There are many benefits to working at Twilio, including, in addition to competitive pay, things like generous time-off, ample parental and wellness leave, healthcare, a retirement savings program, and much more. Offerings vary by location. Based on role, employees may also be eligible for additional compensation and benefits, including but not limited to incentive programs, commissions, equity grants, health and wellness benefits, retirement contributions, and paid time off.

Compensation

The estimated pay ranges for this role are as follows:

• Based in British Columbia. $160,320 - $200,400 CAD  
• Target Bonus Percentage 17.50%

The successful candidate’s starting salary will be determined based on permissible, non-discriminatory factors such as skills, experience, and geographic location.

Applications for this role are intended to be accepted until June 20, 2026, but may change based on business needs.

Twilio thinks big. Do you?

We like to solve problems, take initiative, pitch in when needed, and are always up for trying new things. That's why we seek out colleagues who embody our values — something we call Twilio Magic. Additionally, we empower employees to build positive change in their communities by supporting their volunteering and donation efforts.

So, if you're ready to unleash your full potential, do your best work, and be the best version of yourself, apply now! If this role isn't what you're looking for, please consider other open positions.

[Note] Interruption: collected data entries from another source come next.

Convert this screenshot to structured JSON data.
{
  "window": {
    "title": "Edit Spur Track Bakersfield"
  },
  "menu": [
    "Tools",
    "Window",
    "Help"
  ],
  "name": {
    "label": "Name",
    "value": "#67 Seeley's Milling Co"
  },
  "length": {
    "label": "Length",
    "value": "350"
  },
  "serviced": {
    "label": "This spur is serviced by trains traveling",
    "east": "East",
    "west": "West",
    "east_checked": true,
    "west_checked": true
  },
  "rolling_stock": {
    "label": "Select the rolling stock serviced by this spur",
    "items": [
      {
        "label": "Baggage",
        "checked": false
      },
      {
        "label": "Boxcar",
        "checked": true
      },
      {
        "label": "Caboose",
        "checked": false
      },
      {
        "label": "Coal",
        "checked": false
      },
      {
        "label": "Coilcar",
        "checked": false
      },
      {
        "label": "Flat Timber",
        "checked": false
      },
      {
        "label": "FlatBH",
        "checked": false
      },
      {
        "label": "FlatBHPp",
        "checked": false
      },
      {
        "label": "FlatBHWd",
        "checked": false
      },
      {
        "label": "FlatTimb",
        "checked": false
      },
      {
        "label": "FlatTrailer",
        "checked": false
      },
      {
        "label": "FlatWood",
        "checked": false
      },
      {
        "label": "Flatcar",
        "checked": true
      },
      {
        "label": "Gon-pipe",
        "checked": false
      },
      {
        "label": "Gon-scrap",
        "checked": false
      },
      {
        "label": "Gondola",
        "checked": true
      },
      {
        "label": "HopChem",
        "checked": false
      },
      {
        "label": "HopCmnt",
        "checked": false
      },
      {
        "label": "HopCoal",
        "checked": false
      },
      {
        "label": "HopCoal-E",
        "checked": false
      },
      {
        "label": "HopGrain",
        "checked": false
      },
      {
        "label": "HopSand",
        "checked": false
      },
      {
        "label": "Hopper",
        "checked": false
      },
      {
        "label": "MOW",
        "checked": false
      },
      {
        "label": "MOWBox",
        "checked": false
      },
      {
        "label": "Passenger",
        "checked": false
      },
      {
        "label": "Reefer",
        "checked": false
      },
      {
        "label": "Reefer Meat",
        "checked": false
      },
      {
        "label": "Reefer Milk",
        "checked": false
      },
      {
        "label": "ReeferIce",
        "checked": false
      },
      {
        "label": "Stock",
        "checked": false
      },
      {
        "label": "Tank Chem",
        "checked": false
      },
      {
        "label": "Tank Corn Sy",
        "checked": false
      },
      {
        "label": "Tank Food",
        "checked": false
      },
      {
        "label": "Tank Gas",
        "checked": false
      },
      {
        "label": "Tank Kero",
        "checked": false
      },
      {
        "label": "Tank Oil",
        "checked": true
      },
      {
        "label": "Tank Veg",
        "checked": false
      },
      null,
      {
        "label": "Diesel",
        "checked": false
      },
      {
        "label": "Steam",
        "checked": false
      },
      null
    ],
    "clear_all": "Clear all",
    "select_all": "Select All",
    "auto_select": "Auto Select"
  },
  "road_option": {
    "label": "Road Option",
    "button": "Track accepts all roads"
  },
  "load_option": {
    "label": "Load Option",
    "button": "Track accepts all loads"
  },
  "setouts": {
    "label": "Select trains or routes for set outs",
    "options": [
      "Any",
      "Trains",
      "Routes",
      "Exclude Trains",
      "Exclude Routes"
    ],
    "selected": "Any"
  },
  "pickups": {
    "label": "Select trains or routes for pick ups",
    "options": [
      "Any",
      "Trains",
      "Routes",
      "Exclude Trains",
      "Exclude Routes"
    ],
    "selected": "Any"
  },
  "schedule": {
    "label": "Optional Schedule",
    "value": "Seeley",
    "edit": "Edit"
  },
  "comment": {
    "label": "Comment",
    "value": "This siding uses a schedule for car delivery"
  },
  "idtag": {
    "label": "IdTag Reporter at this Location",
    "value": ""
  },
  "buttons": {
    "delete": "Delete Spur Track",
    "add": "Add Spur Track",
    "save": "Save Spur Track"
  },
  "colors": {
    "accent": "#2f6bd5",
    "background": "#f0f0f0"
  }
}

Twilio is proud to be an equal opportunity employer. We do not discriminate based upon race, religion, color, national origin, sex (including pregnancy, childbirth, reproductive health decisions, or related medical conditions), sexual orientation, gender identity, gender expression, age, status as a protected veteran, status as an individual with a disability, genetic information, political views or activity, or other applicable legally protected characteristics. We also consider qualified applicants with criminal histories, consistent with applicable federal, state and local law. Qualified applicants with arrest or conviction records will be considered for employment in accordance with the Los Angeles County Fair Chance Ordinance for Employers and the California Fair Chance Act. Additionally, Twilio participates in the E-Verify program in certain locations, as required by law.